Abtshagen belonged to the church district Rügenwalde of the church province Pomerania in the Protestant church of the Old Prussian Union .

Today Dobiesław is almost entirely Catholic . Evangelical church members are cared for by the parish office in Koszalin ( Köslin ) in the diocese of Pomerania-Greater Poland of the Polish Evangelical-Augsburg (i.e. Lutheran) Church .

Parish church

The village church of Abtshagen is an impressive building with a strong west tower and extensions on the north and south sides. Field stones are inserted into the brickwork up to a great height.
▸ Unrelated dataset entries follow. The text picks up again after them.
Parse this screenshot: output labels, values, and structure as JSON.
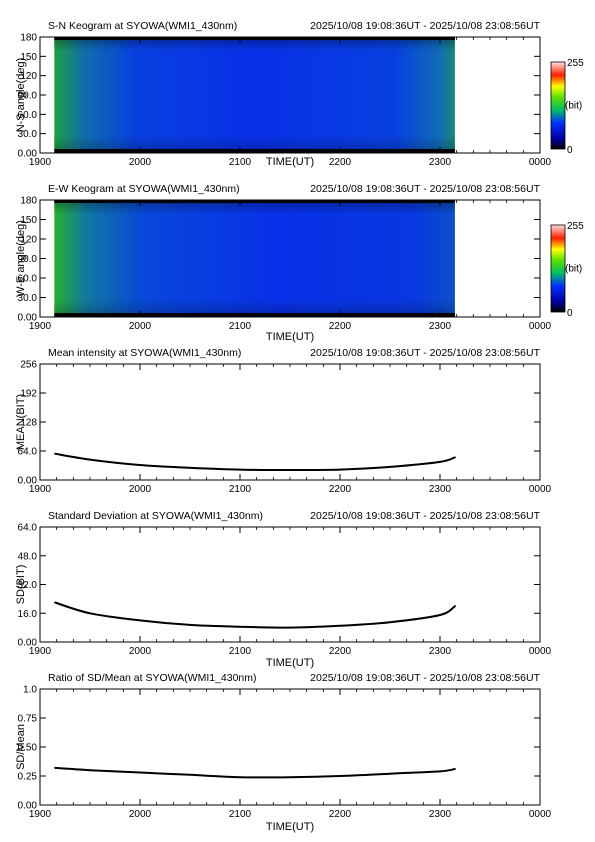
{
  "chart_data": [
    {
      "type": "heatmap",
      "title": "S-N Keogram at SYOWA(WMI1_430nm)",
      "time_range": "2025/10/08 19:08:36UT - 2025/10/08 23:08:56UT",
      "xlabel": "TIME(UT)",
      "ylabel": "N-S angle(deg)",
      "x_ticks": [
        "1900",
        "2000",
        "2100",
        "2200",
        "2300",
        "0000"
      ],
      "y_ticks": [
        "0.00",
        "30.0",
        "60.0",
        "90.0",
        "120",
        "150",
        "180"
      ],
      "ylim": [
        0,
        180
      ],
      "colorbar": {
        "max_label": "255",
        "unit_label": "(bit)",
        "min_label": "0"
      },
      "data_coverage_hours": [
        19.143,
        23.149
      ]
    },
    {
      "type": "heatmap",
      "title": "E-W Keogram at SYOWA(WMI1_430nm)",
      "time_range": "2025/10/08 19:08:36UT - 2025/10/08 23:08:56UT",
      "xlabel": "TIME(UT)",
      "ylabel": "W-E angle(deg)",
      "x_ticks": [
        "1900",
        "2000",
        "2100",
        "2200",
        "2300",
        "0000"
      ],
      "y_ticks": [
        "0.00",
        "30.0",
        "60.0",
        "90.0",
        "120",
        "150",
        "180"
      ],
      "ylim": [
        0,
        180
      ],
      "colorbar": {
        "max_label": "255",
        "unit_label": "(bit)",
        "min_label": "0"
      },
      "data_coverage_hours": [
        19.143,
        23.149
      ]
    },
    {
      "type": "line",
      "title": "Mean intensity at SYOWA(WMI1_430nm)",
      "time_range": "2025/10/08 19:08:36UT - 2025/10/08 23:08:56UT",
      "xlabel": "",
      "ylabel": "MEAN(BIT)",
      "x_ticks": [
        "1900",
        "2000",
        "2100",
        "2200",
        "2300",
        "0000"
      ],
      "y_ticks": [
        "0.00",
        "64.0",
        "128",
        "192",
        "256"
      ],
      "xlim": [
        19,
        24
      ],
      "ylim": [
        0,
        256
      ],
      "x": [
        19.15,
        19.5,
        20.0,
        20.5,
        21.0,
        21.5,
        22.0,
        22.5,
        23.0,
        23.15
      ],
      "y": [
        58,
        45,
        33,
        27,
        23,
        22,
        23,
        29,
        40,
        50
      ]
    },
    {
      "type": "line",
      "title": "Standard Deviation at SYOWA(WMI1_430nm)",
      "time_range": "2025/10/08 19:08:36UT - 2025/10/08 23:08:56UT",
      "xlabel": "TIME(UT)",
      "ylabel": "SD(BIT)",
      "x_ticks": [
        "1900",
        "2000",
        "2100",
        "2200",
        "2300",
        "0000"
      ],
      "y_ticks": [
        "0.00",
        "16.0",
        "32.0",
        "48.0",
        "64.0"
      ],
      "xlim": [
        19,
        24
      ],
      "ylim": [
        0,
        64
      ],
      "x": [
        19.15,
        19.5,
        20.0,
        20.5,
        21.0,
        21.5,
        22.0,
        22.5,
        23.0,
        23.15
      ],
      "y": [
        22,
        16,
        12,
        9.5,
        8.5,
        8,
        9,
        11,
        15,
        20
      ]
    },
    {
      "type": "line",
      "title": "Ratio of SD/Mean at SYOWA(WMI1_430nm)",
      "time_range": "2025/10/08 19:08:36UT - 2025/10/08 23:08:56UT",
      "xlabel": "TIME(UT)",
      "ylabel": "SD/Mean",
      "x_ticks": [
        "1900",
        "2000",
        "2100",
        "2200",
        "2300",
        "0000"
      ],
      "y_ticks": [
        "0.00",
        "0.25",
        "0.50",
        "0.75",
        "1.0"
      ],
      "xlim": [
        19,
        24
      ],
      "ylim": [
        0,
        1
      ],
      "x": [
        19.15,
        19.5,
        20.0,
        20.5,
        21.0,
        21.5,
        22.0,
        22.5,
        23.0,
        23.15
      ],
      "y": [
        0.32,
        0.3,
        0.28,
        0.26,
        0.24,
        0.24,
        0.25,
        0.27,
        0.29,
        0.31
      ]
    }
  ]
}
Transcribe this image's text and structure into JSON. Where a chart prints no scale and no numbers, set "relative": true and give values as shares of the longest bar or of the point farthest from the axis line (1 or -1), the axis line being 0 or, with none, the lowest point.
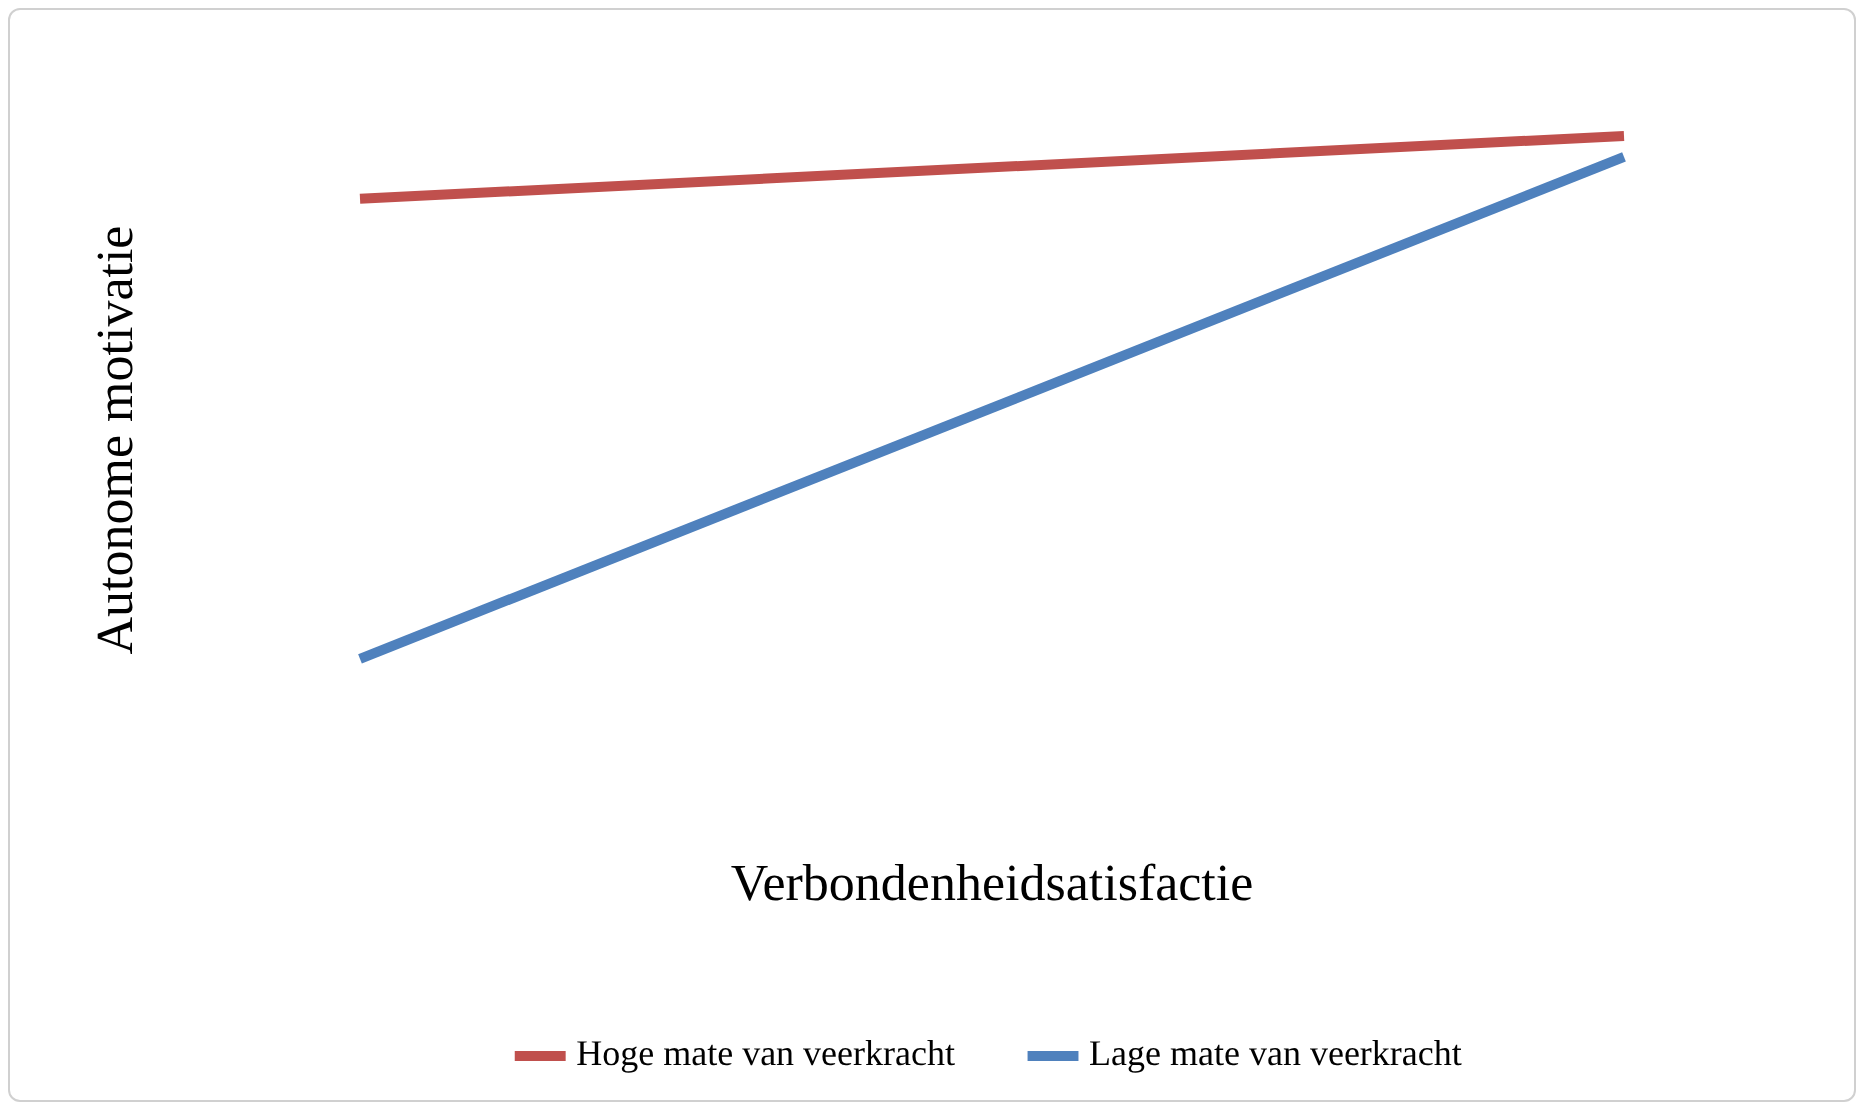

The church, which is now particularly worth seeing, has a simple interior with valuable works of art.

school

There were two schools with two classes and teachers apartments in Abtshagen to 1945: the old Kösterschaul in the parish end and the newer, built at the turn of the 20th century Sandendschaul . Most recently around 60 children were taught. The last German teachers were Fran Witt (old school) and Ernst Lüdtke (new school).

traffic

The village can be reached via the Pękanino ( Panknin ) junction of the national road 6 ( European route 28 ) Stettin ( Szczecin ) - Danzig ( Gdańsk ) or via the Gleźnowo ( Steinort ) junction of the Baltic Sea coast road or voivodship road 203 Koszalin ( Köslin ) - Darłowo - Ustka ( Stolpmünde ). There is a rail connection via the Wiekowo ( Alt Wieck ) station two kilometers away on the Stargard Szczeciński – Gdańsk railway line .

literature

  • Ludwig Wilhelm Brüggemann : Detailed description of the current state of the Königl. Prussian Duchy of Vor and Hinter Pomerania . Part II, Volume 2: Description of the court district of the Royal. State colleges in Cößlin belonging to the Eastern Pomeranian districts. Stettin 1784, p. 857, paragraph 1 ( books.google.de ).
  • Manfred Vollack (Ed.): The Schlawe district. A Pomeranian homeland book. 2 volumes, Husum 1989.
  • Ernst Müller: The Protestant clergy of Pomerania from the Reformation to the present. Part 2, Stettin 1912.